Eine Kühlbox mit Spenderorgan: Weil die Zahl der Organspenden zurückgegangen ist, hat die Bundesregierung reagiert. Foto: Archiv/Frank May/dpa

KOMMENTAR. Bei diesem Gesetz geht es um Leben und Tod. 10 000 Menschen warten in Deutschland dringend auf ein Spenderorgan, viele von ihnen vergeblich. Weil es nicht genug Spenderorgane gibt, müssen Menschen sterben. Nicht einmal 800 Organspender wurden im vergangenen Jahr registriert – ein Tiefpunkt.

Es ist gut, dass die Bundesregierung gegensteuert. Der neue Gesetzentwurf, den das Kabinett am Mittwoch beschloss, setzt aber ausschließlich bei den Krankenhäusern an: Effektivere Strukturen, mehr Vergütung – das sind richtige Ansätze. Wenn Krankenhäuser, die sich um Spenderorgane bemühen, am Ende draufzahlen, werden verkehrte finanzielle Anreize gesetzt.

Was sind Umfragen wert?

Aber bei der Organspende geht es nicht nur um Geld. Ein Grund für den Rückgang von Spenderorganen ist auch, dass es weniger Spender gibt. Dank des medizinischen Fortschritts sind zum Beispiel die Überlebenschancen von Schlaganfallpatienten deutlich gestiegen. Und natürlich bleibt auch die Spendenbereitschaft in der Bevölkerung ein Thema. Umfragen zufolge ist sie trotz Skandalen der Vergangenheit hoch. Doch was sind diese Umfragen wert? Wer hat tatsächlich einen Spenderausweis? Das Thema ist hoch emotional, deshalb gibt es Widerstand gegen die vom Gesundheitsminister befürwortete Widerspruchslösung.

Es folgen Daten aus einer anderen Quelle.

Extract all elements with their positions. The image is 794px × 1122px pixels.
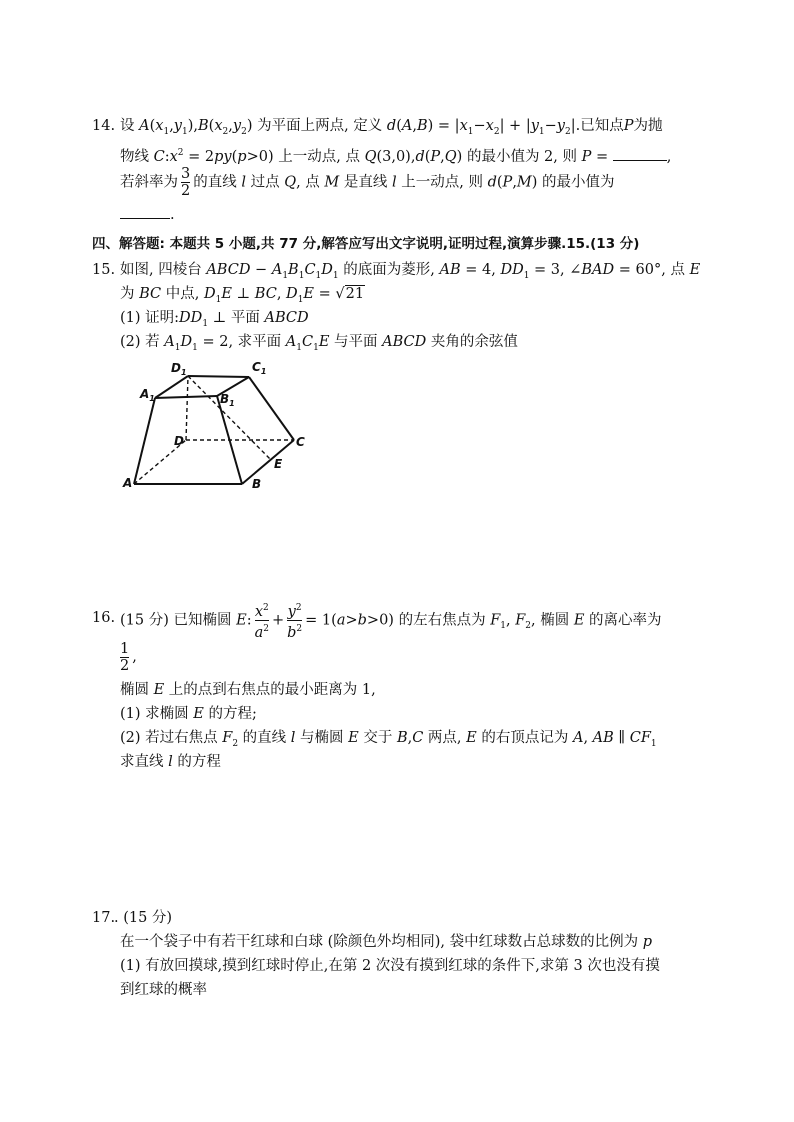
edge-D1C1	[188, 376, 249, 377]
q14-var: P	[623, 118, 634, 134]
label-E: E	[274, 457, 283, 471]
answer-blank	[120, 204, 170, 219]
q17-line-3: 到红球的概率	[120, 982, 207, 998]
q15-line-1: 如图, 四棱台 ABCD − $A_1B_1C_1D_1$ 的底面为菱形, AB = 4, $DD_1 = 3$, ∠BAD = 60°, 点 E	[120, 262, 701, 281]
q16-line-1: (15 分) 已知椭圆 E: $\frac{x^2}{a^2}$ + $\frac{y^2}{b^2}$ = 1(a>b>0) 的左右焦点为 $F_1$, $F_2$, 椭圆 E 的离心率为	[120, 600, 662, 643]
q14-text: =	[591, 148, 613, 165]
q15-part-2: (2) 若 $A_1D_1 = 2$, 求平面 $A_1C_1E$ 与平面 ABCD 夹角的余弦值	[120, 334, 518, 353]
fraction: $\frac{3}{2}$	[181, 166, 191, 199]
q14-text: ,	[666, 148, 672, 165]
label-D: D	[174, 434, 184, 448]
edge-CC1	[249, 377, 294, 440]
q14-text: 设	[120, 118, 140, 134]
q14-text: 上一动点, 点	[273, 148, 365, 165]
q16-part-2: (2) 若过右焦点 $F_2$ 的直线 l 与椭圆 E 交于 B,C 两点, E 的右顶点记为 A, AB ∥ $CF_1$	[120, 730, 657, 749]
label-C1: $C_1$	[252, 360, 267, 376]
q14-var: P	[581, 148, 592, 165]
q17-heading: . (15 分)	[114, 910, 173, 926]
q14-text: 的直线	[193, 174, 242, 191]
q17-part-1: (1) 有放回摸球,摸到红球时停止,在第 2 次没有摸到红球的条件下,求第 3 次也没有摸	[120, 958, 660, 974]
answer-blank	[613, 146, 667, 161]
fraction: $\frac{x^2}{a^2}$	[254, 603, 269, 641]
q14-line-4: .	[120, 204, 175, 225]
q14-text: 物线	[120, 148, 154, 165]
q14-text: 为平面上两点, 定义	[252, 118, 387, 134]
q14-text: .已知点	[575, 118, 624, 134]
label-A1: $A_1$	[140, 387, 155, 403]
q16-number: 16.	[92, 610, 116, 626]
q17-number: 17.	[92, 910, 116, 926]
fraction: $\frac{1}{2}$	[120, 640, 130, 674]
q15-line-2: 为 BC 中点, $D_1E$ ⊥ BC, $D_1E = √21$	[120, 286, 365, 305]
q14-line-1: 设 $A(x_1,y_1),B(x_2,y_2)$ 为平面上两点, 定义 $d(A,B) = |x_1-x_2| + |y_1-y_2|$.已知点P为抛	[120, 118, 663, 137]
q15-number: 15.	[92, 262, 116, 278]
label-D1: $D_1$	[171, 361, 187, 377]
label-B1: $B_1$	[220, 392, 235, 408]
frustum-diagram	[118, 356, 318, 496]
label-A: A	[123, 476, 133, 490]
q14-text: 为抛	[633, 118, 663, 134]
q17-line-1: 在一个袋子中有若干红球和白球 (除颜色外均相同), 袋中红球数占总球数的比例为 p	[120, 934, 653, 950]
edge-A1D1	[155, 376, 188, 398]
q16-line-2: $\frac{1}{2}$ ,	[120, 640, 137, 674]
q16-part-1: (1) 求椭圆 E 的方程;	[120, 706, 257, 722]
q14-number: 14.	[92, 118, 116, 134]
label-C: C	[296, 435, 305, 449]
edge-DD1	[186, 376, 188, 440]
q14-text: 的最小值为 2, 则	[462, 148, 582, 165]
q15-part-1: (1) 证明$:DD_1$ ⊥ 平面 ABCD	[120, 310, 309, 329]
q14-text: 若斜率为	[120, 174, 178, 191]
q16-line-3: 椭圆 E 上的点到右焦点的最小距离为 1,	[120, 682, 376, 698]
fraction: $\frac{y^2}{b^2}$	[287, 603, 303, 641]
label-B: B	[252, 477, 262, 491]
q16-line-6: 求直线 l 的方程	[120, 754, 221, 770]
edge-BC	[242, 440, 294, 484]
section-heading: 四、解答题: 本题共 5 小题,共 77 分,解答应写出文字说明,证明过程,演算步骤.15.(13 分)	[92, 236, 640, 252]
q14-line-2: 物线 $C:x^2 = 2py(p>0)$ 上一动点, 点 Q(3,0),d(P,Q) 的最小值为 2, 则 P = ,	[120, 143, 671, 167]
edge-AA1	[134, 398, 155, 484]
q14-line-3: 若斜率为 $\frac{3}{2}$ 的直线 l 过点 Q, 点 M 是直线 l 上一动点, 则 d(P,M) 的最小值为	[120, 166, 615, 199]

Warum greift der Gesetzgeber eigentlich nicht den Vorschlag auf, von jedem Bürger beim Antrag auf einen Personalausweis ein Kreuzchen zu verlangen, ob er/sie zur Organspende bereit ist? Sich nicht um eine Entscheidung zu drücken, ist das Mindeste, was man von Erwachsenen verlangen kann.